Comenzar a entender al maestro Eckhart es comenzar a entender la doctrina del deshacimiento
Esta frase es parte de las enseñanza relacionandola con la doctrina del desasimiento, de vaciarse de todo, enseñada por el maestro Eckhart en muchos de sus sermones, particularmente en el sermón del hombre pobre
Constituye solo esta frase, según lo entiendo,una muy radical declaración de independencia, y su practica puede llevarnos a una verdadera experiencia de la espiritualidad de Cristo.
Cómo nos hacemos la imagen de Dios
Primero, en nuestra inocencia, buscábamos a Dios, a veces encontramos una religión, o en su defecto simplemente seguimos “aprendiendo”, y en ese “aprendizaje” nos vamos haciendo una imagen del Dios que anhelamos, imagen que seguimos reforzando hasta hacerla más real, mucho más real que el Dios que en algún momento buscábamos.
Y es que no nos es fácil, no se si es posible, sin entrenamiento, conocer algo, sin formarnos una imagen de ese algo, sin imaginar esa cosa.

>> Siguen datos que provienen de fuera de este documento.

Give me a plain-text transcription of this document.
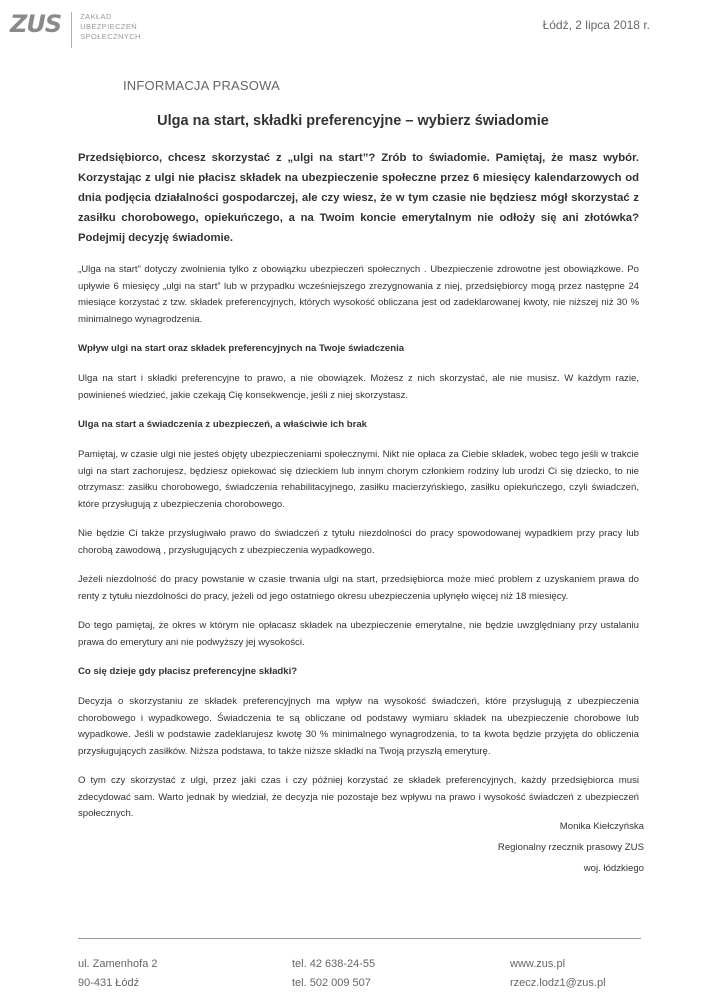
ZUS	ZAKŁAD
UBEZPIECZEŃ
SPOŁECZNYCH
Łódź, 2 lipca 2018 r.
INFORMACJA PRASOWA
Ulga na start, składki preferencyjne – wybierz świadomie

Przedsiębiorco, chcesz skorzystać z „ulgi na start”? Zrób to świadomie. Pamiętaj, że masz wybór. Korzystając z ulgi nie płacisz składek na ubezpieczenie społeczne przez 6 miesięcy kalendarzowych od dnia podjęcia działalności gospodarczej, ale czy wiesz, że w tym czasie nie będziesz mógł skorzystać z zasiłku chorobowego, opiekuńczego, a na Twoim koncie emerytalnym nie odłoży się ani złotówka? Podejmij decyzję świadomie.

„Ulga na start” dotyczy zwolnienia tylko z obowiązku ubezpieczeń społecznych . Ubezpieczenie zdrowotne jest obowiązkowe. Po upływie 6 miesięcy „ulgi na start” lub w przypadku wcześniejszego zrezygnowania z niej, przedsiębiorcy mogą przez następne 24 miesiące korzystać z tzw. składek preferencyjnych, których wysokość obliczana jest od zadeklarowanej kwoty, nie niższej niż 30 % minimalnego wynagrodzenia.

Wpływ ulgi na start oraz składek preferencyjnych na Twoje świadczenia

Ulga na start i składki preferencyjne to prawo, a nie obowiązek. Możesz z nich skorzystać, ale nie musisz. W każdym razie, powinieneś wiedzieć, jakie czekają Cię konsekwencje, jeśli z niej skorzystasz.

Ulga na start a świadczenia z ubezpieczeń, a właściwie ich brak

Pamiętaj, w czasie ulgi nie jesteś objęty ubezpieczeniami społecznymi. Nikt nie opłaca za Ciebie składek, wobec tego jeśli w trakcie ulgi na start zachorujesz, będziesz opiekować się dzieckiem lub innym chorym członkiem rodziny lub urodzi Ci się dziecko, to nie otrzymasz: zasiłku chorobowego, świadczenia rehabilitacyjnego, zasiłku macierzyńskiego, zasiłku opiekuńczego, czyli świadczeń, które przysługują z ubezpieczenia chorobowego.

Nie będzie Ci także przysługiwało prawo do świadczeń z tytułu niezdolności do pracy spowodowanej wypadkiem przy pracy lub chorobą zawodową , przysługujących z ubezpieczenia wypadkowego.

Jeżeli niezdolność do pracy powstanie w czasie trwania ulgi na start, przedsiębiorca może mieć problem z uzyskaniem prawa do renty z tytułu niezdolności do pracy, jeżeli od jego ostatniego okresu ubezpieczenia upłynęło więcej niż 18 miesięcy.

Do tego pamiętaj, że okres w którym nie opłacasz składek na ubezpieczenie emerytalne, nie będzie uwzględniany przy ustalaniu prawa do emerytury ani nie podwyższy jej wysokości.

Co się dzieje gdy płacisz preferencyjne składki?

Decyzja o skorzystaniu ze składek preferencyjnych ma wpływ na wysokość świadczeń, które przysługują z ubezpieczenia chorobowego i wypadkowego. Świadczenia te są obliczane od podstawy wymiaru składek na ubezpieczenie chorobowe lub wypadkowe. Jeśli w podstawie zadeklarujesz kwotę 30 % minimalnego wynagrodzenia, to ta kwota będzie przyjęta do obliczenia przysługujących zasiłków. Niższa podstawa, to także niższe składki na Twoją przyszłą emeryturę.

O tym czy skorzystać z ulgi, przez jaki czas i czy później korzystać ze składek preferencyjnych, każdy przedsiębiorca musi zdecydować sam. Warto jednak by wiedział, że decyzja nie pozostaje bez wpływu na prawo i wysokość świadczeń z ubezpieczeń społecznych.

Monika Kiełczyńska
Regionalny rzecznik prasowy ZUS
woj. łódzkiego
ul. Zamenhofa 2
90-431 Łódź
tel. 42 638-24-55
tel. 502 009 507
www.zus.pl
rzecz.lodz1@zus.pl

El propio Maestro Eckhart enseña acerca de la dificultad que tenemos para pensar en algo sin tener una imagen.
Las religiones “reveladas” ya nos venden esa imagen de Dios, pronta y envasada, de manera que ya recibimos al aceptarlas, la imagen preparada de Dios.
En esa circunstancias generalmente, y "casualmente", Dios tiene un cuasi asombroso parecido, en sus características, y especialmente en sus vicios y apetitos, al fundador o líder de la organización.
Aún dentro de cada religión, cada uno tiene una imagen diferente de Dios, y cuyos atributos son "casualmente" parecidos a los del practicante o a los que éstos desean tener.
¡Cuántos Dioses!
Por eso dice Eckhart que Dios lo libre de Dios.
Pero solo hay una manera de librarse de Dios:
Borrar de lo más profundo del alma, toda imagen de Dios, quedarse vacíos de Dios. De todo Dios, de todos los Dioses o dioses. De todo líder que los representa, de toda institución que actúa en “su nombre” o que sea en sí misma, "Dios".
Y esto abarca mucho más que organizaciones declaradamente religiosas.
Pero a los efectos de contenernos en el contexto de Eckhart, se trata de entonces "desaprender acerca de Dios."
Entonces, libres de Dios, de todo lo aprendido y aprehendido acerca de Dios, sin ya conocerlo, después de deshacerse de toda imagen de Dios, en la “nada”, dice Eckhart "en el desierto"; estamos listos para encontrar a Dios o para ser encontrados por Él, Siendo uno con Él.
Esto es experimentar a Dios.
Quedar disponible para Dios no significa simplemente cambiar la imagen que tenemos de Dios, es librarnos de toda imagen de Dios, de cualquier imagen de Dios y no sustituirla por otra.
Si la imagen es tangible o solo está en nuestra mente, es lo mismo, es una imagen de Dios. Por eso dice Eckhart:
Le pido a Dios que me libre de Dios.